NGOs Banned From Protecting Citizens in Court
NGOs Banned From Protecting Citizens in Court
Activities of NGOs have been strongly restricted since June 1st after amendments to legislation. Currently, NGOs neither have a right to serve a warrant nor to protect citizens in court. There are many NGOs that offer the citizens free legal help. A lot of victims of violations have already been assisted and a great number of cases are currently being worked on. Furthermore, the number of those who need such legal help is increasing day by day.
The Georgian Law on advocates states: “An advocate is a person with free profession who acts in accordance only with the law and the professional Ethics Code for lawyers and is a member of the Georgian Bar Association” (article 1). Article 10 states that an advocate must take an examination. Article 18 gives an advocate the right “To establish an Advocates Bureau individually or in cooperation with other private persons as an enterprise or entrepreneurial company with unlimited liabilities”.

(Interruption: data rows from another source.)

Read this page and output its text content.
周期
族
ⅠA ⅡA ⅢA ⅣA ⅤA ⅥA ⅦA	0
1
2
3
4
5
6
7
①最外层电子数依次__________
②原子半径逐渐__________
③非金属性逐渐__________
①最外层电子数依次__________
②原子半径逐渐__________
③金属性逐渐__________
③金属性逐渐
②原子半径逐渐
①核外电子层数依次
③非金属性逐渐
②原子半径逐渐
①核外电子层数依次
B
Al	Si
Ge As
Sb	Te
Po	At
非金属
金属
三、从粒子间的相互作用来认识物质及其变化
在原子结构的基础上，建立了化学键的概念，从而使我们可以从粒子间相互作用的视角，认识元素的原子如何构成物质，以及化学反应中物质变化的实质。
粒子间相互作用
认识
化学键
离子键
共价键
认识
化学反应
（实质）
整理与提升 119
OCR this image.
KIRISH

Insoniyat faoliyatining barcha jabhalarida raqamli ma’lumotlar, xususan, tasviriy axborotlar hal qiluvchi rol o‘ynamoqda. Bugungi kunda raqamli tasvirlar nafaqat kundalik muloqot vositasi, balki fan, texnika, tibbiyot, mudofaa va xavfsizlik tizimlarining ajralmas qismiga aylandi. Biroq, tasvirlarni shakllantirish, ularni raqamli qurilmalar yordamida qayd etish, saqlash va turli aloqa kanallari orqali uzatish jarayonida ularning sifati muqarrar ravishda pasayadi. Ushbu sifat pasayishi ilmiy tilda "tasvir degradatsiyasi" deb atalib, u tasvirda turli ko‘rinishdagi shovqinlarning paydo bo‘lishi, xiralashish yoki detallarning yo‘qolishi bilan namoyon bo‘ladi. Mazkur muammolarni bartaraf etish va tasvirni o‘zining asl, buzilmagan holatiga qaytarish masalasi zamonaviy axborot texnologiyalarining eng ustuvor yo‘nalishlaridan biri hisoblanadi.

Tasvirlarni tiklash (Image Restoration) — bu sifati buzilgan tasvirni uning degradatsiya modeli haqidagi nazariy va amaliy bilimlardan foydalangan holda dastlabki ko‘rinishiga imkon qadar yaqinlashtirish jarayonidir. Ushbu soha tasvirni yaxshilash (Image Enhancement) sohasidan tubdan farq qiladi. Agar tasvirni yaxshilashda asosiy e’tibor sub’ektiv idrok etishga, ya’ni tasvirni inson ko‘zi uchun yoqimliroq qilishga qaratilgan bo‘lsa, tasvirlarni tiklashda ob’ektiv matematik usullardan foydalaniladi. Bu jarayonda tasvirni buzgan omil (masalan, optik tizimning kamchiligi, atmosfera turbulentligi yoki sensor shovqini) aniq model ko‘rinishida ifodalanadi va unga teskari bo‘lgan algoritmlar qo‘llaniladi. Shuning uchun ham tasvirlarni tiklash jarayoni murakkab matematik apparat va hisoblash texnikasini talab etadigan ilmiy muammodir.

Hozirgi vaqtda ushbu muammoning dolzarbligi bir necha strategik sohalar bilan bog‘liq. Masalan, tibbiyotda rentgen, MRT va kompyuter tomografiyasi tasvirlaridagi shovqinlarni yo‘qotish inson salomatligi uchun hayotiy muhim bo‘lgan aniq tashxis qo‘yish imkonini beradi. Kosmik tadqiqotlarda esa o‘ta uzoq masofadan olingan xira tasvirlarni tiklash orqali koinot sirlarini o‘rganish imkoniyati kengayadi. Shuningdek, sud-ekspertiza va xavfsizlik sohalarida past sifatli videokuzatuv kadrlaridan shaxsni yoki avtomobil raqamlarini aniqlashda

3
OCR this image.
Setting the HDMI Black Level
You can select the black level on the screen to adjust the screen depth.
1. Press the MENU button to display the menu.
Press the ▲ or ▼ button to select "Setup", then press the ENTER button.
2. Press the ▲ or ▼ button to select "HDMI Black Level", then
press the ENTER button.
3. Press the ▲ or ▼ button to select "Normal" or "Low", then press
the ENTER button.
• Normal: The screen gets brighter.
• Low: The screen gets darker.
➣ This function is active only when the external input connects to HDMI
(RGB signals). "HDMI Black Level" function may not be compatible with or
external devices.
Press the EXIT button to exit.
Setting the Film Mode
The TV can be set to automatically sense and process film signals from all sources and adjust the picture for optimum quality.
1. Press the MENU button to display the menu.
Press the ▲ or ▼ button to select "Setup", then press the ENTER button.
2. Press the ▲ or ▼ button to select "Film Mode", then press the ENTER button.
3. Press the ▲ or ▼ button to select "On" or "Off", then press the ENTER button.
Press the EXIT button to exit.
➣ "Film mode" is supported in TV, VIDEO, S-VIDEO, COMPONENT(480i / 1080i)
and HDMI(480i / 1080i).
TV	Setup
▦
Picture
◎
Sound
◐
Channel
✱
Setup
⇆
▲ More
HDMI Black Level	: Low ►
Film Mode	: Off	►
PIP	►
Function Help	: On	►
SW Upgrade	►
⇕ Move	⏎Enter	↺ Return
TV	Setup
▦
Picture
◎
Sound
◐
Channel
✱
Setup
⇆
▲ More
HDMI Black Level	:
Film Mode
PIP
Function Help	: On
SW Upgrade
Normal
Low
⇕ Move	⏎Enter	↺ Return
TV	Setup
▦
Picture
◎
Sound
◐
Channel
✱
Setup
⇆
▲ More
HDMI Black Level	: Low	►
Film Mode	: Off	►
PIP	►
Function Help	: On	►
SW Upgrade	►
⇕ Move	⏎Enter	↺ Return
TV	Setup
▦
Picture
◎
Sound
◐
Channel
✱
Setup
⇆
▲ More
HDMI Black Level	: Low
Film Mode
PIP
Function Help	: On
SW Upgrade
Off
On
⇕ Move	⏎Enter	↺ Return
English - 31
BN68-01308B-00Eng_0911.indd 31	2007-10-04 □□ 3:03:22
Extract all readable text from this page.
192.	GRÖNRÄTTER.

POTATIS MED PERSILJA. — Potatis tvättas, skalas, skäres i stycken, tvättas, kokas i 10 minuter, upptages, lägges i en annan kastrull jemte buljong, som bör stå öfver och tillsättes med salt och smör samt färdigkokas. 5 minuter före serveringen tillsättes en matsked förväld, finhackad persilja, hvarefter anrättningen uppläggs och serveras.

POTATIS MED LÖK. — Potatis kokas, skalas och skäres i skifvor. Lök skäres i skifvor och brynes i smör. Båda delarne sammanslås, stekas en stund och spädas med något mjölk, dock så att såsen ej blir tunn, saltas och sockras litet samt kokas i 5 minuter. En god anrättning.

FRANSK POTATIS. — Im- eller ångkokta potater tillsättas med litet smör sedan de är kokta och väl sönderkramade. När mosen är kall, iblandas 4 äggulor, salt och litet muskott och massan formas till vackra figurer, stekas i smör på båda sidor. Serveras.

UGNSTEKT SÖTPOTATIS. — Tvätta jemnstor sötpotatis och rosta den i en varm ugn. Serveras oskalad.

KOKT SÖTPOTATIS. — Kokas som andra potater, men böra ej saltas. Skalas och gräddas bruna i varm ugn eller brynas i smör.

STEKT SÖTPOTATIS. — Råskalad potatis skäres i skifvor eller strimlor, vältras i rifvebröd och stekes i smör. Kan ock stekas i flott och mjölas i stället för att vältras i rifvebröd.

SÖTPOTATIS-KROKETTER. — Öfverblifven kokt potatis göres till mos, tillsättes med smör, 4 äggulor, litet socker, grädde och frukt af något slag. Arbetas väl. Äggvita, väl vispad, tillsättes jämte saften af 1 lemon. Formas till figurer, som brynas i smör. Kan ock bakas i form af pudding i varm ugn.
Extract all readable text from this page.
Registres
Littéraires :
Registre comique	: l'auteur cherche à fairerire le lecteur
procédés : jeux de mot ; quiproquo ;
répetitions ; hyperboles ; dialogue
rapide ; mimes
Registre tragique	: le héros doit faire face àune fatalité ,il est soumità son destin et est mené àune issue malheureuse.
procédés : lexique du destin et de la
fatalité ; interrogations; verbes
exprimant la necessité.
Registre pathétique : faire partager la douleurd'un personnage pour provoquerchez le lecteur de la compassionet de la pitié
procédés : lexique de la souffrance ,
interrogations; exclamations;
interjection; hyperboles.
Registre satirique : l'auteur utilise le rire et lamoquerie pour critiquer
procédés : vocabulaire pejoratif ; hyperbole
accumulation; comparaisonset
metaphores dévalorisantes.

The exams finished on May 23rd and only 55% of advocates managed to pass it. Those who failed and are not members of the Georgian Bar Association will have to stop their legal activities as lawyers. Therefore, they will have to give up the cases they are working on. Davit Managadze, an advocate with the Human Rights Information and Documentation Center said that there were gaps in the testing. “There were many gaps. The tests had double formulation. I think there was not enough time to hold the testing in an appropriate way. Even more, the new amendments to the law about advocates seriously affects the activities of those NGOs that assist the citizens with free legal aid. If they are not transformed into a new legal body, the advocates will not have a permit to participate in the preliminary investigation or the court proceedings”, states Davit Managadze.
Having passed the examination an advocate should undergo the following procedures: when the advocates receive their certificate they apply to the Bar Association, asking for membership. They pay 200 laris and within 10 days they become members of the Association. When all the procedures are completed they finally get a permit to participate in court proceedings. The type and format of the warrant is decided by the Bar Association.
According to the law on advocates, organizations that provide legal service should be transformed into entrepreneurial legal entities by June 1st. Otherwise advocates with these organizations will not have a right to participate in court proceedings.
“According to the law on the advocates, the warrant is served by the Georgian Bar Association. However, only entrepreneurial legal entities are allowed to use the warrants. Those organizations such as Ltd. or joint-stock companies will not have the same right. That means that NGOs, which play a big role in the development of the country, will be turned into outsiders”, states Temur Koridze, another advocate with the Human Rights Information and Documentation Center.
A second problem the NGOs face is with relations with donor organizations. The NGOs work on projects that are financed by donor organizations that concentrate on giving legal assistance to people. If the NGOs are not able to implement the projects they lose the funds.
Manana Kobakhidze who represents Article 42 says “According to article 18, the Advocates’ Bureaus should be established as either entrepreneurial companies with unlimited and commanding liabilities or as enterprises. The law on entrepreneurs defines their type. A union is a non-entrepreneurial legal entity, the activities of which are regulated by the Civil Code and not the laws about entrepreneurs. When a union carries out legal service, it contradicts the law on the advocates. A union is a non-entrepreneurial legal entity and its service is free of charge. We pay our advocates from the project costs. The Advocates Bureau is an entrepreneurial legal person and is obliged to pay all the bills that are set by the Taxation Code”.
NGOs and advocates see a way out in further amendments to the law. They urge that organizations that protect human rights should be given a right to implement legal activities and participate in legal proceedings both in civil and criminal cases.
Manana Kobakhidze is worried because of the possibility of losing donor organizations. Since NGOs have been banned from providing a legal service, some people were refused help. She pointed out that because of the new law those who will suffer the most are socially excluded people.
Another way out of the situation is the creation of an Advocates’ Union which will sign an agreement with NGOs. However, this union will remain an independent subject, not being within the project.
The NGOs plan to hold a meeting with the Parliamentary Legal Committee to discuss the issues mentioned above. They believe the problem is solvable.